Three days prior, Hill had made a similar claim in a Facebook post while criticizing Missouri's new vaccine lottery program, writing that he knew "three people with enlarged hearts after taking it." However, as of August 6, the CDC and FDA have confirmed just 730 reports
of myocarditis and pericarditis, or inflammation of the heart, mostly in people who took the Moderna or Pfizer vaccine. With 153,000,000 people fully vaccinated with Moderna or Pfizer, the incidence of enlarged hearts is roughly .0000047572 percent, or about 4.7 cases of heart inflammation per million vaccinated people.
Back in the reply-all thread, Seitz returned for a second helping of anti-vaccine arguments, while also confirming that, yes, he had purposely replied-all to the initial email so he could grandstand about a vaccine event being organized by a private company. He thanked Hill for his contribution to the discourse and again mocked the notion that the government has a role in public health, writing:
"When government becomes involved, it usually screws things up. If people want a jab (or a mask or distance or eat turnips) it's up to them. Freedom and liberties are what we are here to protect. Period."
In late July, protesters opposing an vaccine mandate on employees gather outside Mercy Hospital St. Louis. One holds up a sign comparing the mandate to the policies of the Nazis.
For Merideth, the reply-all exchange had all the hallmarks of the same partisan divides he's witnessed many times in the Missouri legislature, from evolution to abortion to the 2020 election. But for lawmakers to insist that they had no role in vaccinations, even to the degree of sending out an email announcement or hosting an event in the Capitol — that was something new.
"Our political leaders are pushing people actively against fairly basic government efforts and public health efforts. I've never seen that," he says.

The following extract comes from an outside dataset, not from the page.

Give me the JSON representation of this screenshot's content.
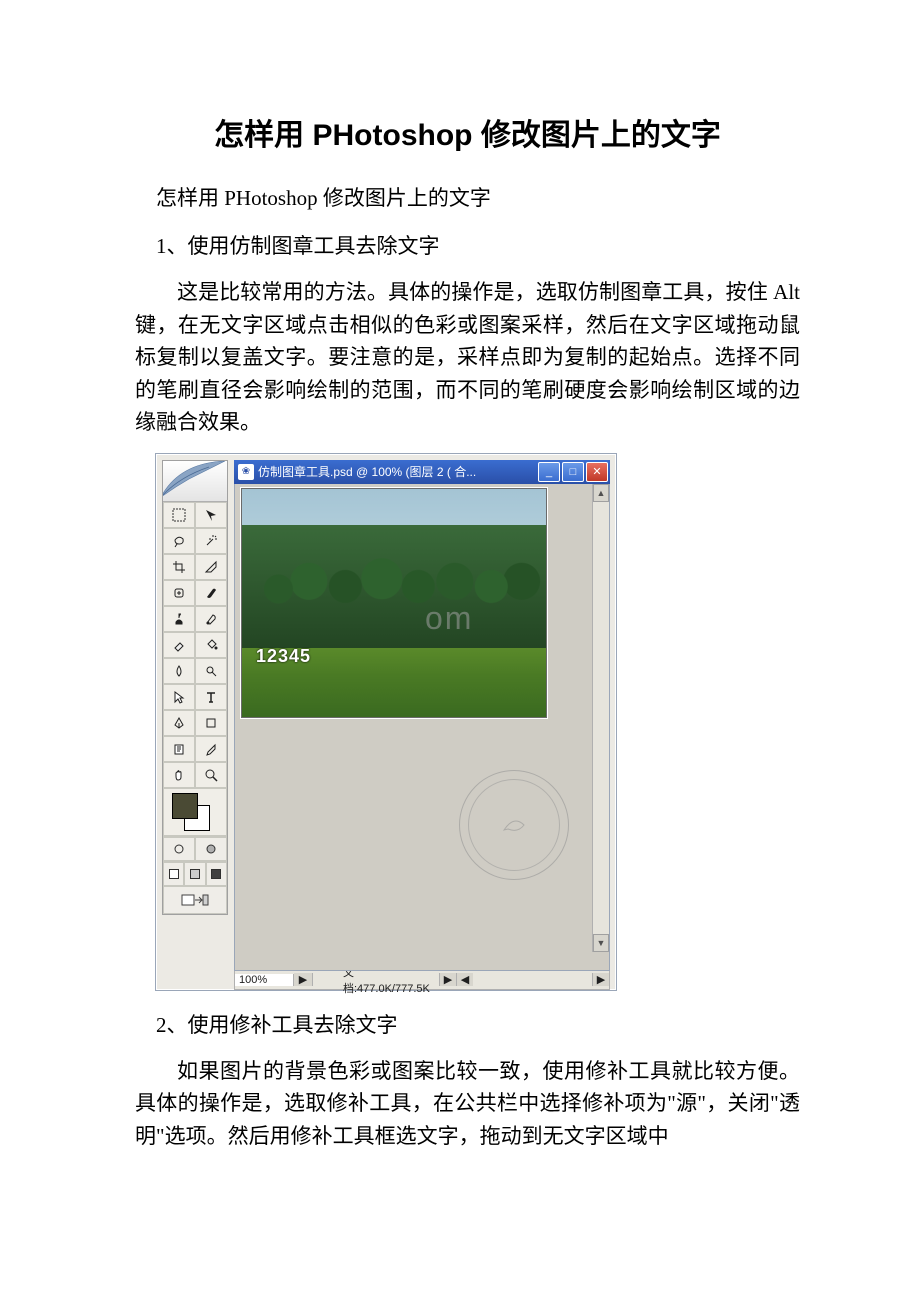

"It's like the government telling you, 'Smoking is bad,' and then an official saying 'That's a myth, smoking is good, and I'm going to award a business that's actually defying that.'"
Indeed, that is a fairly close metaphor for the actual role Seitz plays in his district. One day before the reply-all email thread, Seitz had posted a video of himself to Facebook showing him awarding a "Champion of Freedom" award to a Branson barbershop that had defied a local mask mandate.
This also isn't the first time Seitz's view of the government's role in public life has drawn scrutiny from a St. Louis-area lawmaker. On July 7, Ian Mackey, a Democrat from St. Louis County, posted screenshots of comments
between Seitz and fellow House Republican Bill Kidd.
In the post, Kidd had announced that he tested positive for COVID-19. Seitz had jumped into the thread as well, taking the opportunity to claim that, along with Microsoft founder Bill Gates, Dr. Anthony Fauci had spent years "involved with the development of various COVID strains" and that "both men knew what was coming and prepared responses to the event."
Kidd, meanwhile, wrote that he was looking for a source of the horse-dewormer Ivermectin, which does not treat COVID and which the FDA warns "can cause serious harm."
Kidd also disclosed that he was self-medicating with tonic water mixed with quinine, which, again, does not treat COVID.
In another reply, Kidd responded to a commenter who asked whether he was vaccinated.
"Heck no," Kidd wrote. "We're Republicans. Lol."